In a closed-door hearing last year, two top officials in US President Barack Obama’s administration told the US Senate Foreign Relations Committee that Russia had violated the 1987 Intermediate-Range Nuclear Forces Treaty (INF), the Daily Beast cited two US officials who attended the meeting as saying.
The chairman of the Senate committee at the November 27 meeting was John Kerry, who months later would become US Secretary of State and became angry when he learned of Russia’s purported cheating on the INF Treaty, the Daily Beast cited the unidentified officials as saying.
Ten Republican senators have drafted an amendment to the law funding the Pentagon that would require the US administration to send to Congress “a report on information and intelligence sharing with North Atlantic Treaty Organization (NATO) and NATO countries on compliance issues related to the INF Treaty,” the Daily Beast reported.
US lawmakers over the past year have pressed the Obama administration over Russia’s alleged violations of arms-control agreements.
In an April 12 letter to President Barack Obama, two Republican Congressmen expressed concerns over what they called “a massive Russian violation and circumvention of an arms control obligation to the United States of great significance to this nation and its NATO allies, the Washington Free Beacon reported in June.
US intelligence officials believe a new Russia weapon that Moscow describes as an intercontinental ballistic missile (ICBM) is actually a medium-range missile that puts Russia in violation of the INF Treaty, the Free Beacon said in the report.

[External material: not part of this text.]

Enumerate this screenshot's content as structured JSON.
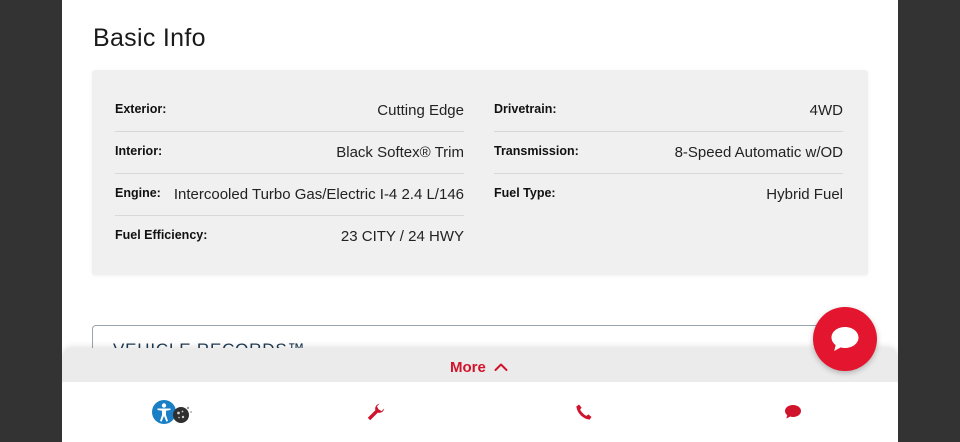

The Russian Defense Ministry announced earlier this year that it had successfully tested a prototype of a new solid-fuel ICBM that is expected to replace the Topol-M and Yars missiles in the future.

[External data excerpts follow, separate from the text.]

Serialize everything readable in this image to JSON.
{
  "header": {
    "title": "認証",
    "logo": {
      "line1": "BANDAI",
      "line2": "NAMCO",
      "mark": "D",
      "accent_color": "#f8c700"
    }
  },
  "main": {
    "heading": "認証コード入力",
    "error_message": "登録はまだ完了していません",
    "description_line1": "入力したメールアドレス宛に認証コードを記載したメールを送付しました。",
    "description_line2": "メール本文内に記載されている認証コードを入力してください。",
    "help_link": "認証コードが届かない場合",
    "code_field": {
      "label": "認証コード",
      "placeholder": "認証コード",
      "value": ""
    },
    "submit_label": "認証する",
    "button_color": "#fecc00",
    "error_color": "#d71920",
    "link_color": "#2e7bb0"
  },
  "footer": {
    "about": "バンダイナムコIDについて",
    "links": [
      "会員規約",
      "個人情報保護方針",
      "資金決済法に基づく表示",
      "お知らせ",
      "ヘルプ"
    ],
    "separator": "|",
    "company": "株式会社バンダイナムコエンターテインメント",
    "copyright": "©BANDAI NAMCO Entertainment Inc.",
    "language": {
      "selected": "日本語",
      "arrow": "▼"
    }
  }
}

The missile was fired from a mobile launcher at the Kapustin Yar testing range in the Astrakhan Region and hit its designated target at the Sary Shagan testing range in Kazakhstan, the ministry said.

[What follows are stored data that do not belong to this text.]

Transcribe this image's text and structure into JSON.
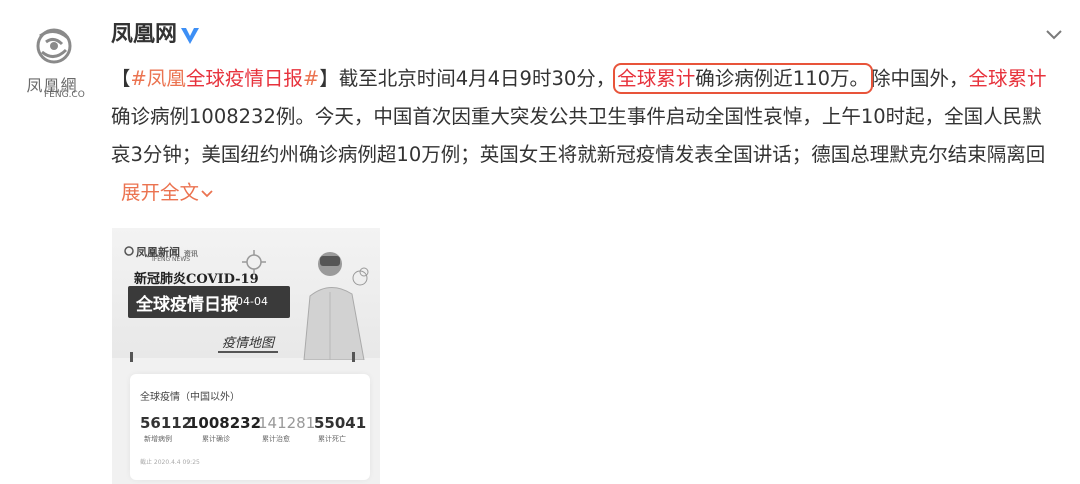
{
  "account": {
    "name": "凤凰网",
    "logo_cn": "凤凰網",
    "logo_en": "FENG.CO"
  },
  "post": {
    "bracket_open": "【",
    "topic_hash_1": "#凤凰",
    "topic_highlight": "全球疫情日报",
    "topic_hash_2": "#",
    "bracket_close": "】",
    "text_1": "截至北京时间4月4日9时30分，",
    "boxed_highlight": "全球累计",
    "boxed_text": "确诊病例近110万。",
    "text_2": "除中国外，",
    "highlight_2": "全球累计",
    "text_3": "确诊病例1008232例。今天，中国首次因重大突发公共卫生事件启动全国性哀悼，上午10时起，全国人民默哀3分钟；美国纽约州确诊病例超10万例；英国女王将就新冠疫情发表全国讲话；德国总理默克尔结束隔离回",
    "expand_label": "展开全文"
  },
  "card": {
    "brand": "凤凰新闻",
    "brand_tag": "资讯",
    "brand_sub": "IFENG NEWS",
    "subtitle": "新冠肺炎COVID-19",
    "title": "全球疫情日报",
    "title_date": "04-04",
    "map_label": "疫情地图",
    "stats_head": "全球疫情（中国以外）",
    "stats": [
      {
        "value": "56112",
        "label": "新增病例",
        "color": "#333333"
      },
      {
        "value": "1008232",
        "label": "累计确诊",
        "color": "#222222"
      },
      {
        "value": "141281",
        "label": "累计治愈",
        "color": "#999999"
      },
      {
        "value": "55041",
        "label": "累计死亡",
        "color": "#333333"
      }
    ],
    "stats_time": "截止 2020.4.4 09:25"
  },
  "colors": {
    "link": "#eb7350",
    "highlight": "#e7333d",
    "box": "#e8543a",
    "verified": "#3d8ff5"
  }
}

US intelligence officials said that according to internal assessments, the new missile that Russia tested earlier this month was an INF missile with a range of less than 3,418 miles (5,500 kilometers), the Free Beacon reported.
Viktor Yesin, consultant to Russia’s chief of the general staff, told the website that the missile, “a Topol-class ICBM, is not covered by the INF Treaty as its range is over 5,500 kilometers,” the website reported.
The INF Treaty bans nuclear and conventional ground-launched ballistic and cruise missiles with ranges of 300 to 3,400 miles (500 to 5,500 kilometers).
“Russia officially informed the US about that in August 2011,” Yesin, a former commander of Russia’s strategic forces, was quoted by the Free Beacon as saying.